WORT's news department frequently wins awards from the Wisconsin Broadcasters Association as well as the Milwaukee Press Club.

WORT received two Wisconsin Broadcasters Association Merit Awards for its 2006 documentary on Uganda's "invisible children" and its 2005 documentary on the Hurricane Katrina aftermath. It won best documentary in 2005 from Public Radio News Directors Incorporated for its investigation of pollution at the Madison Kipp factory. It also received a WBA Merit Award for its 2005 election lead-up coverage. In 2016, it received three Milwaukee Press Club awards, including a first-place award for coverage of the 2015 shooting of Tony Robinson. In 2020, it received two Milwaukee Press Club awards for best news coverage, for stories on protests after the firing of a local school security guard and a local community grocery store.

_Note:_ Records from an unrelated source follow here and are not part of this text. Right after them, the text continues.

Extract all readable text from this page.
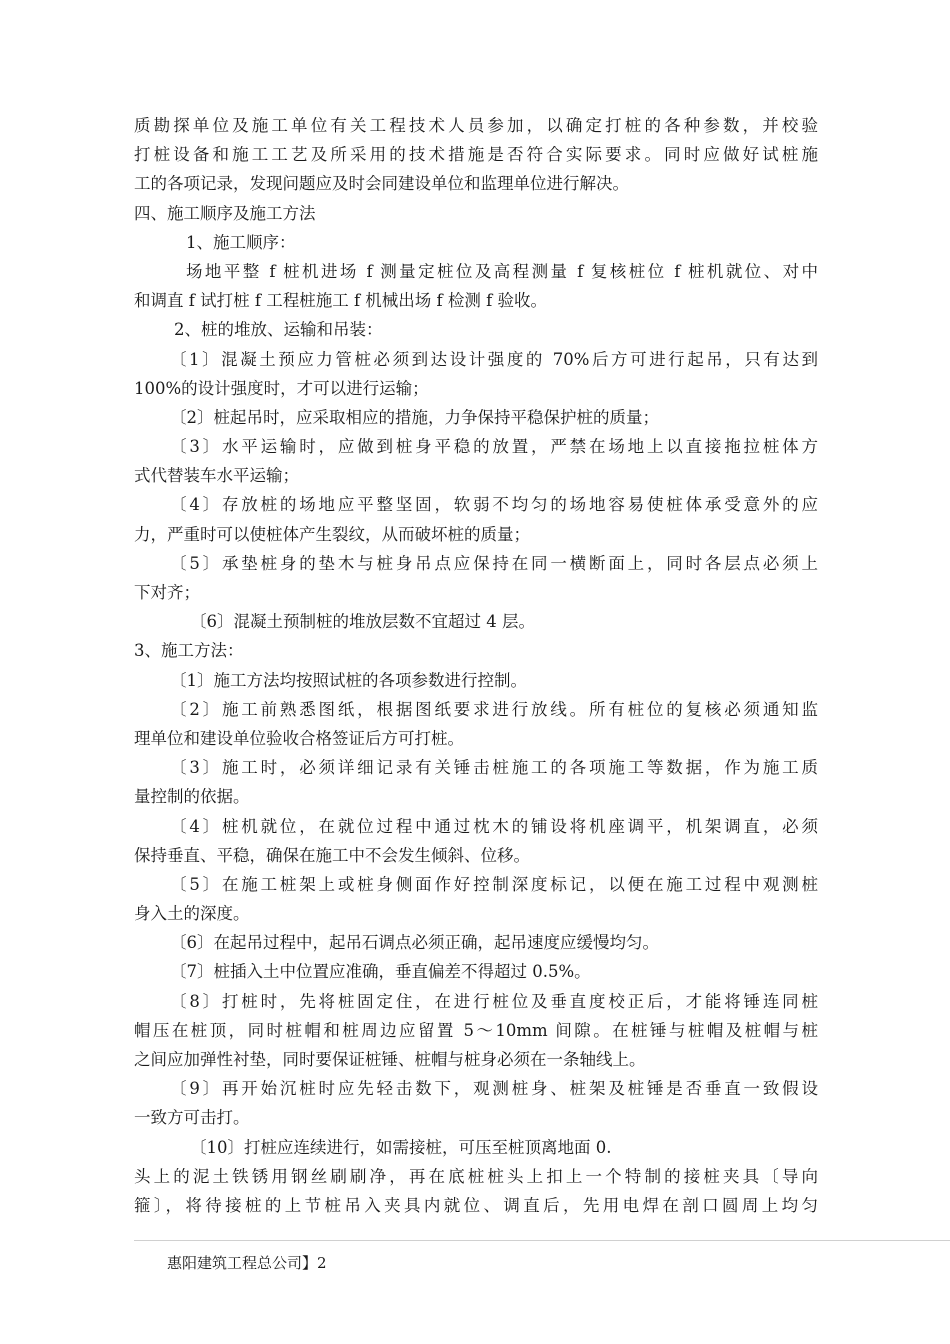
质勘探单位及施工单位有关工程技术人员参加，以确定打桩的各种参数，并校验
打桩设备和施工工艺及所采用的技术措施是否符合实际要求。同时应做好试桩施
工的各项记录，发现问题应及时会同建设单位和监理单位进行解决。
四、施工顺序及施工方法
1、施工顺序：
场地平整 f 桩机进场 f 测量定桩位及高程测量 f 复核桩位 f 桩机就位、对中
和调直 f 试打桩 f 工程桩施工 f 机械出场 f 检测 f 验收。
2、桩的堆放、运输和吊装：
〔1〕混凝土预应力管桩必须到达设计强度的 70%后方可进行起吊，只有达到
100%的设计强度时，才可以进行运输；
〔2〕桩起吊时，应采取相应的措施，力争保持平稳保护桩的质量；
〔3〕水平运输时，应做到桩身平稳的放置，严禁在场地上以直接拖拉桩体方
式代替装车水平运输；
〔4〕存放桩的场地应平整坚固，软弱不均匀的场地容易使桩体承受意外的应
力，严重时可以使桩体产生裂纹，从而破坏桩的质量；
〔5〕承垫桩身的垫木与桩身吊点应保持在同一横断面上，同时各层点必须上
下对齐；
〔6〕混凝土预制桩的堆放层数不宜超过 4 层。
3、施工方法：
〔1〕施工方法均按照试桩的各项参数进行控制。
〔2〕施工前熟悉图纸，根据图纸要求进行放线。所有桩位的复核必须通知监
理单位和建设单位验收合格签证后方可打桩。
〔3〕施工时，必须详细记录有关锤击桩施工的各项施工等数据，作为施工质
量控制的依据。
〔4〕桩机就位，在就位过程中通过枕木的铺设将机座调平，机架调直，必须
保持垂直、平稳，确保在施工中不会发生倾斜、位移。
〔5〕在施工桩架上或桩身侧面作好控制深度标记，以便在施工过程中观测桩
身入土的深度。
〔6〕在起吊过程中，起吊石调点必须正确，起吊速度应缓慢均匀。
〔7〕桩插入土中位置应准确，垂直偏差不得超过 0.5%。
〔8〕打桩时，先将桩固定住，在进行桩位及垂直度校正后，才能将锤连同桩
帽压在桩顶，同时桩帽和桩周边应留置 5〜10mm 间隙。在桩锤与桩帽及桩帽与桩
之间应加弹性衬垫，同时要保证桩锤、桩帽与桩身必须在一条轴线上。
〔9〕再开始沉桩时应先轻击数下，观测桩身、桩架及桩锤是否垂直一致假设
一致方可击打。
〔10〕打桩应连续进行，如需接桩，可压至桩顶离地面 0.
头上的泥土铁锈用钢丝刷刷净，再在底桩桩头上扣上一个特制的接桩夹具〔导向
箍〕，将待接桩的上节桩吊入夹具内就位、调直后，先用电焊在剖口圆周上均匀
惠阳建筑工程总公司】2
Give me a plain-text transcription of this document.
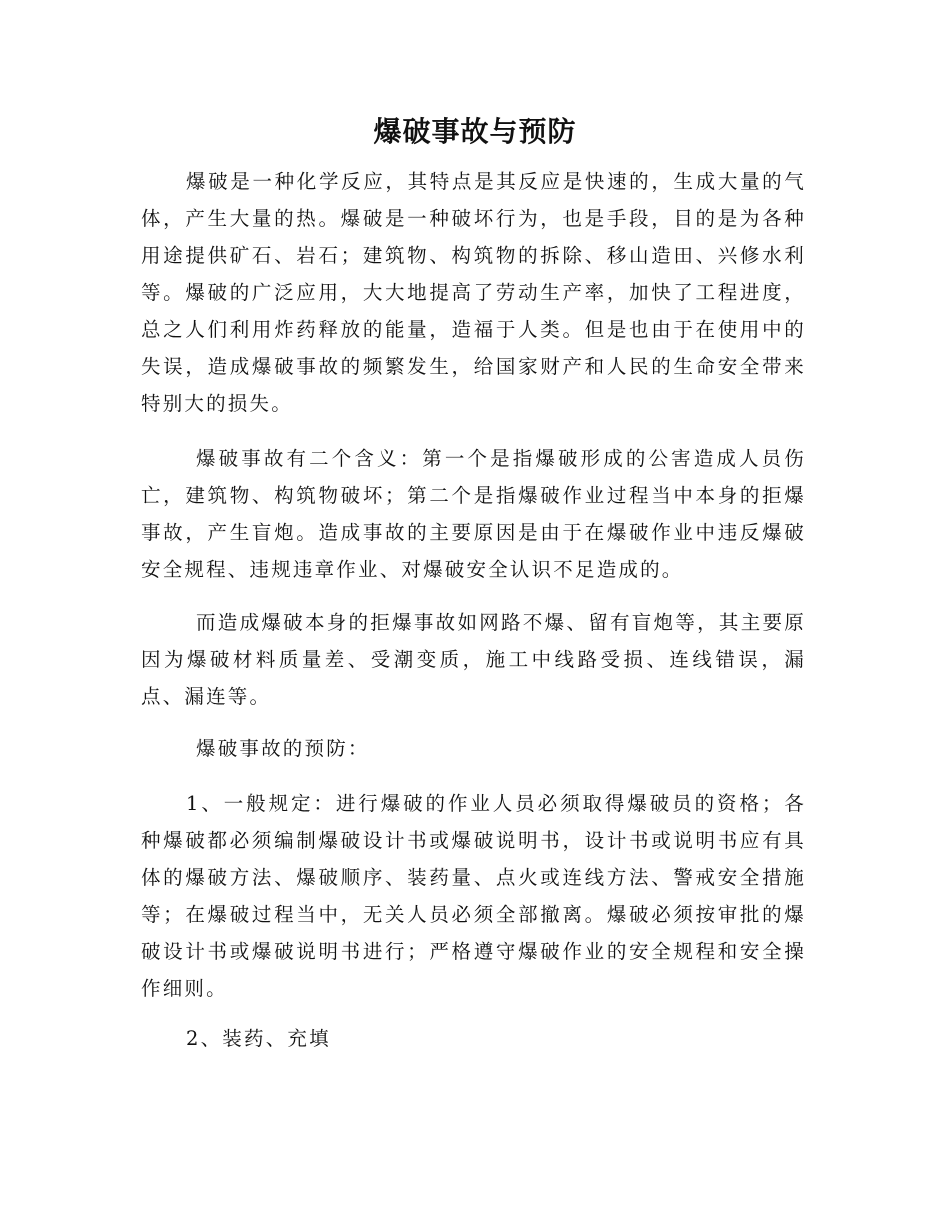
爆破事故与预防

爆破是一种化学反应，其特点是其反应是快速的，生成大量的气体，产生大量的热。爆破是一种破坏行为，也是手段，目的是为各种用途提供矿石、岩石；建筑物、构筑物的拆除、移山造田、兴修水利等。爆破的广泛应用，大大地提高了劳动生产率，加快了工程进度，总之人们利用炸药释放的能量，造福于人类。但是也由于在使用中的失误，造成爆破事故的频繁发生，给国家财产和人民的生命安全带来特别大的损失。

爆破事故有二个含义：第一个是指爆破形成的公害造成人员伤亡，建筑物、构筑物破坏；第二个是指爆破作业过程当中本身的拒爆事故，产生盲炮。造成事故的主要原因是由于在爆破作业中违反爆破安全规程、违规违章作业、对爆破安全认识不足造成的。

而造成爆破本身的拒爆事故如网路不爆、留有盲炮等，其主要原因为爆破材料质量差、受潮变质，施工中线路受损、连线错误，漏点、漏连等。

爆破事故的预防：

1、一般规定：进行爆破的作业人员必须取得爆破员的资格；各种爆破都必须编制爆破设计书或爆破说明书，设计书或说明书应有具体的爆破方法、爆破顺序、装药量、点火或连线方法、警戒安全措施等；在爆破过程当中，无关人员必须全部撤离。爆破必须按审批的爆破设计书或爆破说明书进行；严格遵守爆破作业的安全规程和安全操作细则。

2、装药、充填
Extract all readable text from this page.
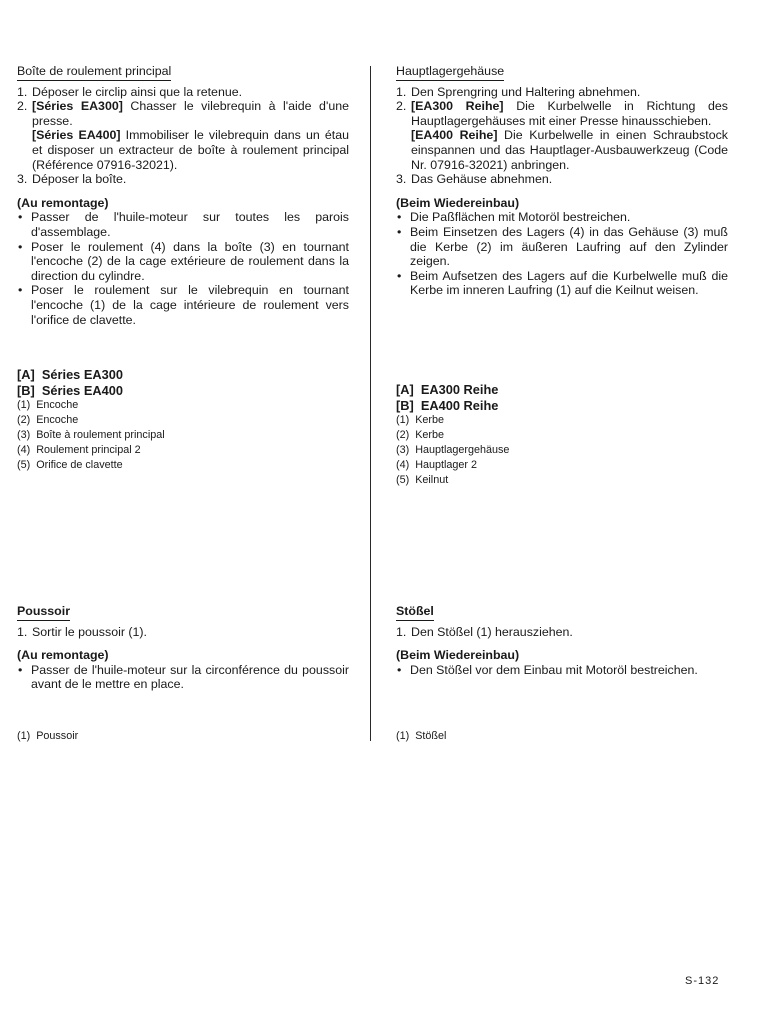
Boîte de roulement principal
1. Déposer le circlip ainsi que la retenue.
2. [Séries EA300] Chasser le vilebrequin à l'aide d'une presse.
[Séries EA400] Immobiliser le vilebrequin dans un étau et disposer un extracteur de boîte à roulement principal (Référence 07916-32021).
3. Déposer la boîte.
(Au remontage)
• Passer de l'huile-moteur sur toutes les parois d'assemblage.
• Poser le roulement (4) dans la boîte (3) en tournant l'encoche (2) de la cage extérieure de roulement dans la direction du cylindre.
• Poser le roulement sur le vilebrequin en tournant l'encoche (1) de la cage intérieure de roulement vers l'orifice de clavette.
[A]  Séries EA300
[B]  Séries EA400
(1)  Encoche
(2)  Encoche
(3)  Boîte à roulement principal
(4)  Roulement principal 2
(5)  Orifice de clavette
Poussoir
1. Sortir le poussoir (1).
(Au remontage)
• Passer de l'huile-moteur sur la circonférence du poussoir avant de le mettre en place.
(1)  Poussoir
Hauptlagergehäuse
1. Den Sprengring und Haltering abnehmen.
2. [EA300 Reihe] Die Kurbelwelle in Richtung des Hauptlagergehäuses mit einer Presse hinausschieben.
[EA400 Reihe] Die Kurbelwelle in einen Schraubstock einspannen und das Hauptlager-Ausbauwerkzeug (Code Nr. 07916-32021) anbringen.
3. Das Gehäuse abnehmen.
(Beim Wiedereinbau)
• Die Paßflächen mit Motoröl bestreichen.
• Beim Einsetzen des Lagers (4) in das Gehäuse (3) muß die Kerbe (2) im äußeren Laufring auf den Zylinder zeigen.
• Beim Aufsetzen des Lagers auf die Kurbelwelle muß die Kerbe im inneren Laufring (1) auf die Keilnut weisen.
[A]  EA300 Reihe
[B]  EA400 Reihe
(1)  Kerbe
(2)  Kerbe
(3)  Hauptlagergehäuse
(4)  Hauptlager 2
(5)  Keilnut
Stößel
1. Den Stößel (1) herausziehen.
(Beim Wiedereinbau)
• Den Stößel vor dem Einbau mit Motoröl bestreichen.
(1)  Stößel
S-132
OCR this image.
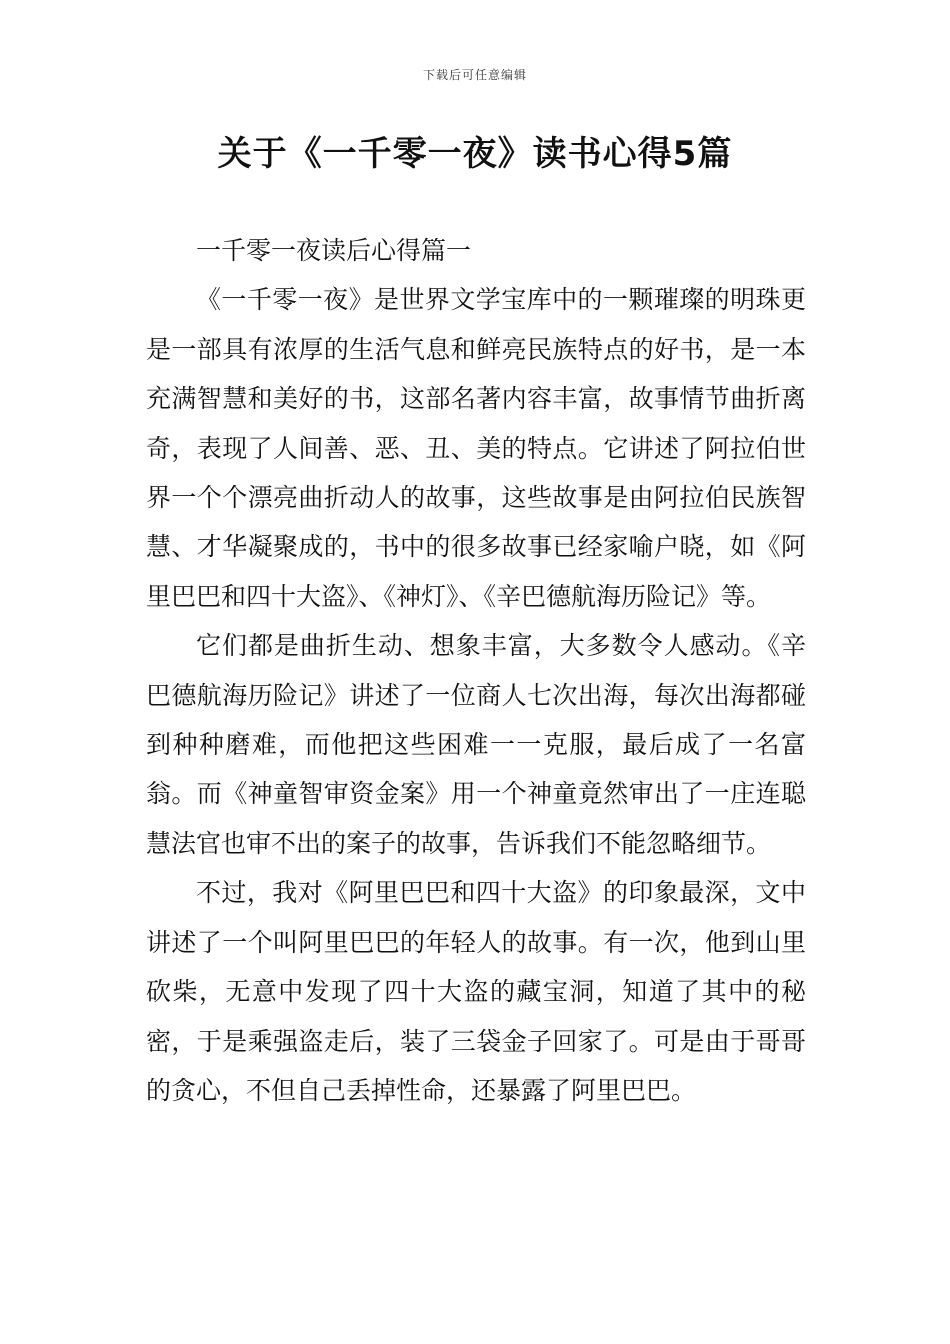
下载后可任意编辑
关于《一千零一夜》读书心得5篇

一千零一夜读后心得篇一

《一千零一夜》是世界文学宝库中的一颗璀璨的明珠更是一部具有浓厚的生活气息和鲜亮民族特点的好书，是一本充满智慧和美好的书，这部名著内容丰富，故事情节曲折离奇，表现了人间善、恶、丑、美的特点。它讲述了阿拉伯世界一个个漂亮曲折动人的故事，这些故事是由阿拉伯民族智慧、才华凝聚成的，书中的很多故事已经家喻户晓，如《阿里巴巴和四十大盗》、《神灯》、《辛巴德航海历险记》等。

它们都是曲折生动、想象丰富，大多数令人感动。《辛巴德航海历险记》讲述了一位商人七次出海，每次出海都碰到种种磨难，而他把这些困难一一克服，最后成了一名富翁。而《神童智审资金案》用一个神童竟然审出了一庄连聪慧法官也审不出的案子的故事，告诉我们不能忽略细节。

不过，我对《阿里巴巴和四十大盗》的印象最深，文中讲述了一个叫阿里巴巴的年轻人的故事。有一次，他到山里砍柴，无意中发现了四十大盗的藏宝洞，知道了其中的秘密，于是乘强盗走后，装了三袋金子回家了。可是由于哥哥的贪心，不但自己丢掉性命，还暴露了阿里巴巴。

In 2021, the station received five Wisconsin Broadcaster's Association awards, including a first-place award for a report on the removal of a neighborhood's postal services. It also won five awards from the Milwaukee Press Club, including a gold award for a report on the Dow Chemical Company protests in 1967, and a gold award for reporting on disparate medical treatment and outcomes for Black women in Dane County.

==Affiliations==
WORT is a member of the National Federation of Community Broadcasters and the Grassroots Radio Coalition. The station hosted the GRC-5 Conference in 2000 and GRC-11 in 2006.

WORT is an affiliate of Pacifica Radio, the World Association of Community Radio Broadcasters (AMARC). The station is also a member of the Wisconsin Broadcasters Association.

==History==
WORT went on the air on December 1, 1975, broadcasting at 89.7 FM from Winnebago Avenue. The station later moved to Bedford Street, and the frequency was later changed to 89.9 FM.

Radio host Michael Feldman became a volunteer in 1977, broadcasting "The Breakfast Special" from a diner on Madison's east side every morning for several years before joining Wisconsin Public Radio.

===2018 studio shooting===
Early in the morning of August 5, 2018, a masked suspect entered the station's studios and began shooting. Five shots were fired at three hosts, with on-air personality Eugene Crisler'EL taking a shot in his right buttock; he was treated and released from the hospital quickly after the incident, and some minor studio damage occurred. The station remained in dead air for 6½ hours until Madison Police finished their evidence gathering procedures and allowed broadcasting to resume, and have said the incident was not random, but targeted at the station.